Efecto proustiano

    José percibió el aroma dulce de la muerte en el viento norte, justo después de caer al asfalto, tras ser embestido de frente por un maltrecho bus de la línea 54. 

    —La muerte huele bien, pero sabe a mierda —dijo su mamá justo antes de morir en el pabellón más sucio de un hospital público, tras largos días de agonía. Él no había prestado atención a sus delirios de moribunda, pero lo recordó justo ahí, con el cuerpo plasmado como acuarela en el camino viejo del Yacht, con muchos curiosos tomándole fotos y una señora que se descompensó al verle las tripas.

    José había conocido a Irene en esa misma calle de Lambaré. Cuando la vio, la creyó tan hermosa y radiante como una virgen de catedral. No le importó bajarse del bus en marcha y caer frente a su bicicleta para llamar su atención, tampoco que ella le gritara palabrotas por lo que había hecho. Solo importaban sus ojos claros y su aspecto angelical. La terminó ganando con su mirada de perro enamorado y sus acrobacias diarias para alcanzar su bicicleta. Primero fueron una charla corta y unos helados de palito que luego dieron paso a visitas nocturnas de trepador de ventanas. A las pocas semanas, ella estaba tan enamorada como él y planeaban un futuro que, en el fondo, sabían que no podía cumplirse. 

    José amaba todo de Irene, aunque lo que más disfrutaba era olfatearla mientras dormía. Ella olía a flores que él nunca había visto y que solo conocía gracias a los suavizantes de ropa. Irene olía a campos de algodón, vainilla y azucenas.

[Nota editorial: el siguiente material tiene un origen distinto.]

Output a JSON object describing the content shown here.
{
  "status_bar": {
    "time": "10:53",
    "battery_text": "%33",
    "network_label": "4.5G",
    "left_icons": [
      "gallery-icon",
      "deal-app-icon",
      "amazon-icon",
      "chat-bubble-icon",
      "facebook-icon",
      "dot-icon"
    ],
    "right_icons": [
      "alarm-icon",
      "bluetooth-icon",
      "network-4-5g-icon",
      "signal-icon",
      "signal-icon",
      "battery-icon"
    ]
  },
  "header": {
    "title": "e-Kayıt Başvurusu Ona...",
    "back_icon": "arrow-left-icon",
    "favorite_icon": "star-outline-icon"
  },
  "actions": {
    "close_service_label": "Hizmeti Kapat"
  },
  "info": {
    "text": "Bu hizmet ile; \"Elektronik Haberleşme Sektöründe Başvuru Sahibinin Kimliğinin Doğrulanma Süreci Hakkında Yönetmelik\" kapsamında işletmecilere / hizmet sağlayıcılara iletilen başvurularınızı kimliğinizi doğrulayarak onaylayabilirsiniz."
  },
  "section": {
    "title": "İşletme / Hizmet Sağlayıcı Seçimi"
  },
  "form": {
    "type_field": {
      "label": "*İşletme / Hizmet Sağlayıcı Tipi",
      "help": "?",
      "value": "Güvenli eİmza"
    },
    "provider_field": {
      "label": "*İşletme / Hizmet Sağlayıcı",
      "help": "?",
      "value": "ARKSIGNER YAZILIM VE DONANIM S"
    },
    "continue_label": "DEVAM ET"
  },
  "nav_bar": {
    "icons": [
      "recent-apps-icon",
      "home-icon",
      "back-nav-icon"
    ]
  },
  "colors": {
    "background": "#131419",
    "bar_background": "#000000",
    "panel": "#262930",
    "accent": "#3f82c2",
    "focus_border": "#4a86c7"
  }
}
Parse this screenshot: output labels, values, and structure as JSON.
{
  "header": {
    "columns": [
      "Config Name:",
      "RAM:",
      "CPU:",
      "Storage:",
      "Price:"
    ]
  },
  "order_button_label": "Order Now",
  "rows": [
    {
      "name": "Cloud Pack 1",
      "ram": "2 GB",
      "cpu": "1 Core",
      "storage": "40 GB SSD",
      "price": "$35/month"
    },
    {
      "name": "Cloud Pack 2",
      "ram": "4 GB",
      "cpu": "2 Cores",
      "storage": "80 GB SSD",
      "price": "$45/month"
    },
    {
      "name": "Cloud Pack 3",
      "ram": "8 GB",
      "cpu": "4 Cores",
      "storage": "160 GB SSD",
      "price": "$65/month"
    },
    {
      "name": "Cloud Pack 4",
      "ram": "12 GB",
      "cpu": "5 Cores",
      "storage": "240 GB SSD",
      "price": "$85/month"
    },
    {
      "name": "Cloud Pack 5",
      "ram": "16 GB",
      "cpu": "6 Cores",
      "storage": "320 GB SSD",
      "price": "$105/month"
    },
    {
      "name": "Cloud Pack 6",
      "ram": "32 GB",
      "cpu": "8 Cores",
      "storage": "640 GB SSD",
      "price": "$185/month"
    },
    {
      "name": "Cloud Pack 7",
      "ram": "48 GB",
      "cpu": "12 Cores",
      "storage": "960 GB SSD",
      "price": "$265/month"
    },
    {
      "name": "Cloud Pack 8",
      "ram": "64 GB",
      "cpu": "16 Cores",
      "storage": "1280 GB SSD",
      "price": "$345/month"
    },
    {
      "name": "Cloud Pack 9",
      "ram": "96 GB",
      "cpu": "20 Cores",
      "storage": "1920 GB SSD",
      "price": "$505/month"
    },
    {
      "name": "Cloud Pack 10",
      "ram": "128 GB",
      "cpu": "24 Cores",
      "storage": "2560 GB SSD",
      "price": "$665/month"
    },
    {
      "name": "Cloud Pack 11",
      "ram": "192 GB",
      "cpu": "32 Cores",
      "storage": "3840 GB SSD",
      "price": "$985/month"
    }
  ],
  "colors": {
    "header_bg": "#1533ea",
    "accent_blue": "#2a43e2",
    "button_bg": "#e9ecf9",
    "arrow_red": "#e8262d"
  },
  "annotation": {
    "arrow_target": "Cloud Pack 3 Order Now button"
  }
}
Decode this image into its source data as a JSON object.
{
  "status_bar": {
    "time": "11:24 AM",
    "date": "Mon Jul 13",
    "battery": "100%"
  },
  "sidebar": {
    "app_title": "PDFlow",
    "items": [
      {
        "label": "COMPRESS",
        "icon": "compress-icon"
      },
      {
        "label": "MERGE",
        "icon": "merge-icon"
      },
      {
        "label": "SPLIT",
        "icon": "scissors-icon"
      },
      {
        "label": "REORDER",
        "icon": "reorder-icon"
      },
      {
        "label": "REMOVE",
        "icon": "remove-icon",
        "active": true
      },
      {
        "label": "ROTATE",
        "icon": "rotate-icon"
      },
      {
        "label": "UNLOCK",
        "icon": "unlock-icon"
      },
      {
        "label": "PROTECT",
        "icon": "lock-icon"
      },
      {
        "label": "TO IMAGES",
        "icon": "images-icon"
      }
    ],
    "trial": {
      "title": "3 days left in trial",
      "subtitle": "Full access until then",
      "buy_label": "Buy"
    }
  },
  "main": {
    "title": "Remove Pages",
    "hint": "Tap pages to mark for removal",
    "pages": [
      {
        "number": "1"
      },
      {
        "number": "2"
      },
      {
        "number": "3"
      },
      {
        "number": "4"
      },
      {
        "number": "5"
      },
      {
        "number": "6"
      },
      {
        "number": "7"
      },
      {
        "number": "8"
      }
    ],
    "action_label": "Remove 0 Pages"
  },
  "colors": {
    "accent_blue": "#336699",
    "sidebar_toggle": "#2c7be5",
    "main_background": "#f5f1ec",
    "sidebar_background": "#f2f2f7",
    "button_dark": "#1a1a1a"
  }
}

Siempre que podía, José hundía su nariz en el pecho que subía y bajaba lentamente, sabiéndose satisfecho con la vida y deseando poder morir en ese mismo lugar cuando le llegara la hora.

    El deseo casi se le cumplió cuando el padre de Irene los descubrió retozando en su habitación una tarde de domingo. Lo corrió a balazos en el patio y luego lo persiguió en la calle. José huía semidesnudo y con la mirada hacia atrás cuando escuchó los bocinazos delante. El golpe lo hizo volar varios metros y terminó doblado en varias partes. 

    A pesar del dolor José sonreía; dando un espectáculo grotesco de agonizante feliz. Es que la muerte olía exactamente igual a Irene y, como sospechaba que también sabía igual, cerró los ojos y se entregó por última vez, retozando en el regazo de una desconocida que le tuvo lástima y sostuvo su cabeza hasta el final.